BACK AT the base, Major Jackson tried to
sound positive as he greeted the seven SOE operatives with
hackneyed comments. They were not to worry, he told them; they'd
done a grand job. They were all brave men, and their thirteen
colleagues would no doubt be back in England within a day or two.
Perhaps they'd run into a few small problems. Alec knew he would
never see them again.

When he entered the room for the
debriefing session the first person he noticed was Major Jackson at
his desk, with two other men beside him. These two were not in
uniform and were not introduced, but they had American accents.
Alec wasn't surprised; this was a joint forces' operation. Men were
selected here for special missions irrespective of nationality.
Even Padre Hawkins was Canadian. He'd developed a special
relationship with the padre, though he rarely went to the camp
church.

"Captain Rider, we'll speak to you
first. Let's hear how you got on."

He wondered if he was to be
disciplined for his failure to retrieve the gold samples.
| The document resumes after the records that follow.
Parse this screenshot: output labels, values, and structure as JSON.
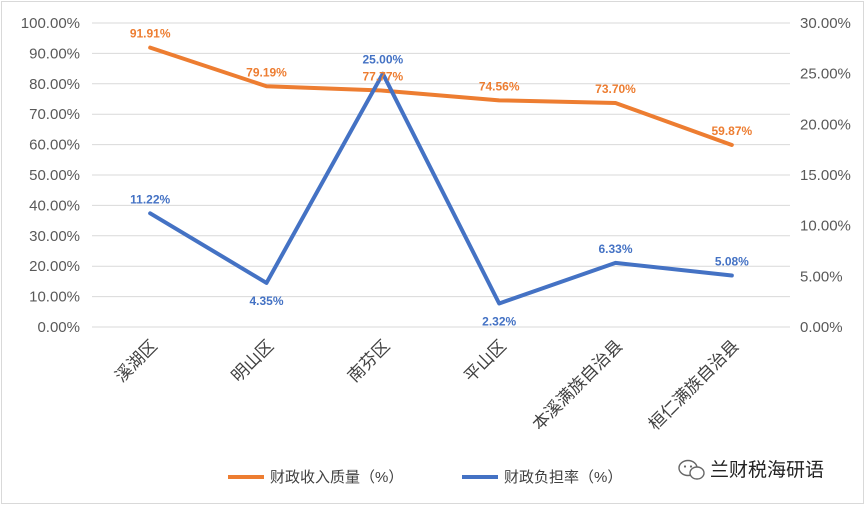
{
  "chart_data": {
    "type": "line",
    "categories": [
      "溪湖区",
      "明山区",
      "南芬区",
      "平山区",
      "本溪满族自治县",
      "桓仁满族自治县"
    ],
    "series": [
      {
        "name": "财政收入质量（%）",
        "axis": "left",
        "color": "#ed7d31",
        "values": [
          91.91,
          79.19,
          77.77,
          74.56,
          73.7,
          59.87
        ],
        "labels": [
          "91.91%",
          "79.19%",
          "77.77%",
          "74.56%",
          "73.70%",
          "59.87%"
        ]
      },
      {
        "name": "财政负担率（%）",
        "axis": "right",
        "color": "#4472c4",
        "values": [
          11.22,
          4.35,
          25.0,
          2.32,
          6.33,
          5.08
        ],
        "labels": [
          "11.22%",
          "4.35%",
          "25.00%",
          "2.32%",
          "6.33%",
          "5.08%"
        ]
      }
    ],
    "y_left": {
      "min": 0,
      "max": 100,
      "ticks": [
        0,
        10,
        20,
        30,
        40,
        50,
        60,
        70,
        80,
        90,
        100
      ],
      "tick_labels": [
        "0.00%",
        "10.00%",
        "20.00%",
        "30.00%",
        "40.00%",
        "50.00%",
        "60.00%",
        "70.00%",
        "80.00%",
        "90.00%",
        "100.00%"
      ]
    },
    "y_right": {
      "min": 0,
      "max": 30,
      "ticks": [
        0,
        5,
        10,
        15,
        20,
        25,
        30
      ],
      "tick_labels": [
        "0.00%",
        "5.00%",
        "10.00%",
        "15.00%",
        "20.00%",
        "25.00%",
        "30.00%"
      ]
    },
    "grid": true,
    "legend_position": "bottom"
  },
  "watermark": {
    "text": "兰财税海研语",
    "icon": "wechat-icon"
  }
}
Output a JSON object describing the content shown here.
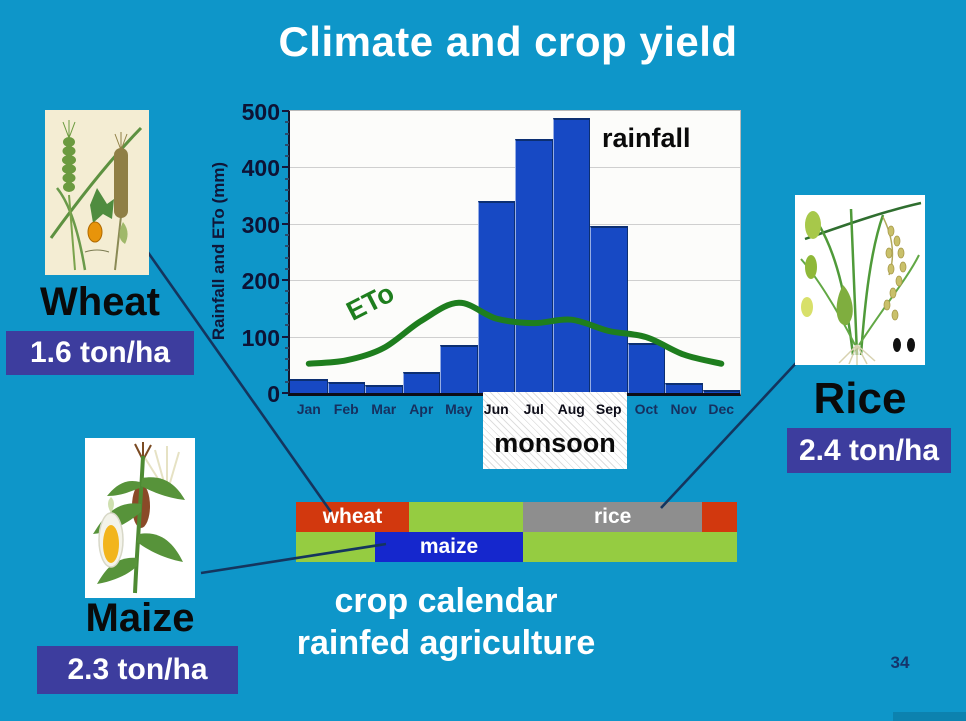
{
  "slide": {
    "title": "Climate and crop yield",
    "page_number": "34",
    "caption": {
      "line1": "crop calendar",
      "line2": "rainfed agriculture"
    }
  },
  "chart_data": {
    "type": "bar",
    "title": "",
    "xlabel": "",
    "ylabel": "Rainfall and ETo (mm)",
    "ylim": [
      0,
      500
    ],
    "y_major_ticks": [
      0,
      100,
      200,
      300,
      400,
      500
    ],
    "y_minor_step": 20,
    "grid": true,
    "categories": [
      "Jan",
      "Feb",
      "Mar",
      "Apr",
      "May",
      "Jun",
      "Jul",
      "Aug",
      "Sep",
      "Oct",
      "Nov",
      "Dec"
    ],
    "series": [
      {
        "name": "rainfall",
        "type": "bar",
        "color": "#1749c4",
        "values": [
          24,
          20,
          14,
          37,
          86,
          340,
          450,
          488,
          297,
          88,
          17,
          5
        ]
      },
      {
        "name": "ETo",
        "type": "line",
        "color": "#1e7e1e",
        "values": [
          52,
          58,
          80,
          128,
          160,
          132,
          124,
          130,
          110,
          99,
          68,
          52
        ]
      }
    ],
    "annotations": {
      "bar_series_label": "rainfall",
      "line_series_label": "ETo",
      "monsoon_label": "monsoon",
      "monsoon_months": [
        "Jun",
        "Jul",
        "Aug",
        "Sep"
      ]
    }
  },
  "crops": {
    "wheat": {
      "name": "Wheat",
      "yield": "1.6 ton/ha"
    },
    "maize": {
      "name": "Maize",
      "yield": "2.3 ton/ha"
    },
    "rice": {
      "name": "Rice",
      "yield": "2.4 ton/ha"
    }
  },
  "calendar": {
    "row1": [
      {
        "label": "wheat",
        "color": "#d2380e",
        "from": 0,
        "to": 0.256
      },
      {
        "label": "",
        "color": "#95cc41",
        "from": 0.256,
        "to": 0.515
      },
      {
        "label": "rice",
        "color": "#8e8e8e",
        "from": 0.515,
        "to": 0.921
      },
      {
        "label": "",
        "color": "#d2380e",
        "from": 0.921,
        "to": 1
      }
    ],
    "row2": [
      {
        "label": "",
        "color": "#95cc41",
        "from": 0,
        "to": 0.179
      },
      {
        "label": "maize",
        "color": "#1527cd",
        "from": 0.179,
        "to": 0.515
      },
      {
        "label": "",
        "color": "#95cc41",
        "from": 0.515,
        "to": 1
      }
    ]
  },
  "colors": {
    "background": "#0e96c9",
    "yield_badge": "#3d3d9e",
    "connector_line": "#14355e",
    "rainfall_bar": "#1749c4",
    "eto_line": "#1e7e1e"
  }
}
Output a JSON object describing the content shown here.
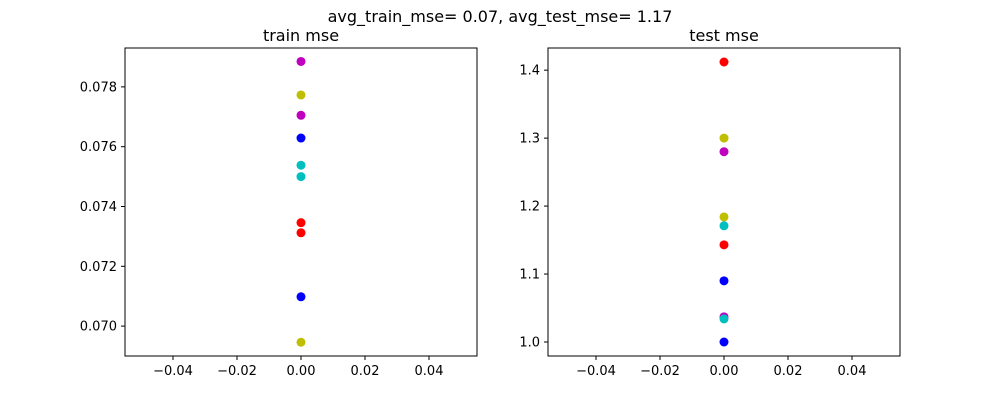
{
  "figure": {
    "suptitle": "avg_train_mse= 0.07, avg_test_mse= 1.17"
  },
  "colors": {
    "red": "#ff0000",
    "blue": "#0000ff",
    "cyan": "#00bfbf",
    "magenta": "#bf00bf",
    "yellow": "#bfbf00"
  },
  "chart_data": [
    {
      "type": "scatter",
      "title": "train mse",
      "xlabel": "",
      "ylabel": "",
      "xlim": [
        -0.055,
        0.055
      ],
      "ylim": [
        0.069,
        0.0793
      ],
      "xticks": [
        -0.04,
        -0.02,
        0.0,
        0.02,
        0.04
      ],
      "xtick_labels": [
        "−0.04",
        "−0.02",
        "0.00",
        "0.02",
        "0.04"
      ],
      "yticks": [
        0.07,
        0.072,
        0.074,
        0.076,
        0.078
      ],
      "ytick_labels": [
        "0.070",
        "0.072",
        "0.074",
        "0.076",
        "0.078"
      ],
      "grid": false,
      "points": [
        {
          "x": 0,
          "y": 0.07885,
          "color": "#bf00bf"
        },
        {
          "x": 0,
          "y": 0.07773,
          "color": "#bfbf00"
        },
        {
          "x": 0,
          "y": 0.07705,
          "color": "#bf00bf"
        },
        {
          "x": 0,
          "y": 0.07629,
          "color": "#0000ff"
        },
        {
          "x": 0,
          "y": 0.07538,
          "color": "#00bfbf"
        },
        {
          "x": 0,
          "y": 0.075,
          "color": "#00bfbf"
        },
        {
          "x": 0,
          "y": 0.07346,
          "color": "#ff0000"
        },
        {
          "x": 0,
          "y": 0.07312,
          "color": "#ff0000"
        },
        {
          "x": 0,
          "y": 0.07098,
          "color": "#0000ff"
        },
        {
          "x": 0,
          "y": 0.06946,
          "color": "#bfbf00"
        }
      ]
    },
    {
      "type": "scatter",
      "title": "test mse",
      "xlabel": "",
      "ylabel": "",
      "xlim": [
        -0.055,
        0.055
      ],
      "ylim": [
        0.9794,
        1.4326
      ],
      "xticks": [
        -0.04,
        -0.02,
        0.0,
        0.02,
        0.04
      ],
      "xtick_labels": [
        "−0.04",
        "−0.02",
        "0.00",
        "0.02",
        "0.04"
      ],
      "yticks": [
        1.0,
        1.1,
        1.2,
        1.3,
        1.4
      ],
      "ytick_labels": [
        "1.0",
        "1.1",
        "1.2",
        "1.3",
        "1.4"
      ],
      "grid": false,
      "points": [
        {
          "x": 0,
          "y": 1.412,
          "color": "#ff0000"
        },
        {
          "x": 0,
          "y": 1.3,
          "color": "#bfbf00"
        },
        {
          "x": 0,
          "y": 1.28,
          "color": "#bf00bf"
        },
        {
          "x": 0,
          "y": 1.184,
          "color": "#bfbf00"
        },
        {
          "x": 0,
          "y": 1.171,
          "color": "#00bfbf"
        },
        {
          "x": 0,
          "y": 1.143,
          "color": "#ff0000"
        },
        {
          "x": 0,
          "y": 1.09,
          "color": "#0000ff"
        },
        {
          "x": 0,
          "y": 1.037,
          "color": "#bf00bf"
        },
        {
          "x": 0,
          "y": 1.034,
          "color": "#00bfbf"
        },
        {
          "x": 0,
          "y": 1.0,
          "color": "#0000ff"
        }
      ]
    }
  ]
}
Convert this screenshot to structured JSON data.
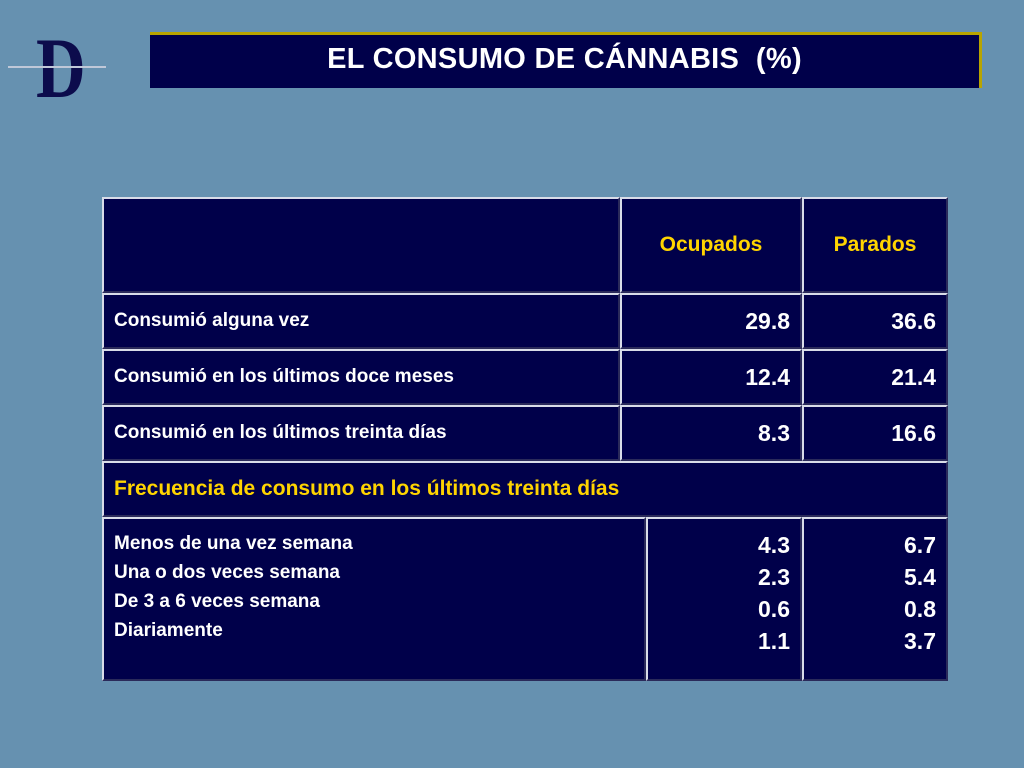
{
  "logo": {
    "letter": "D"
  },
  "title": "EL CONSUMO DE CÁNNABIS  (%)",
  "table": {
    "columns": [
      "Ocupados",
      "Parados"
    ],
    "rows": [
      {
        "label": "Consumió alguna vez",
        "ocupados": "29.8",
        "parados": "36.6"
      },
      {
        "label": "Consumió en los últimos doce meses",
        "ocupados": "12.4",
        "parados": "21.4"
      },
      {
        "label": "Consumió en los últimos treinta días",
        "ocupados": "8.3",
        "parados": "16.6"
      }
    ],
    "section_heading": "Frecuencia de consumo en los últimos treinta días",
    "frequency": [
      {
        "label": "Menos de una vez semana",
        "ocupados": "4.3",
        "parados": "6.7"
      },
      {
        "label": "Una o dos veces semana",
        "ocupados": "2.3",
        "parados": "5.4"
      },
      {
        "label": "De 3 a 6 veces semana",
        "ocupados": "0.6",
        "parados": "0.8"
      },
      {
        "label": "Diariamente",
        "ocupados": "1.1",
        "parados": "3.7"
      }
    ]
  },
  "colors": {
    "background": "#6691b0",
    "cell": "#00004a",
    "header_text": "#ffd400",
    "title_accent": "#b8a400"
  }
}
He
lowered his eyes as he spoke. "I'm afraid my head took a bit of a
knock."

"Yes, nasty one that, but the MO
thinks you'll soon be as right as rain. Something in that kitbag
for us?"

Alec told the parts of the story he could
recall. The name of the Americans? He'd heard Sophie say it. A name
like Heinemann ... or Heinman. That was it. Two Americans called
Heinman. He remembered how Sophie Bernay had taken care to sound
the H which was normally silent in French.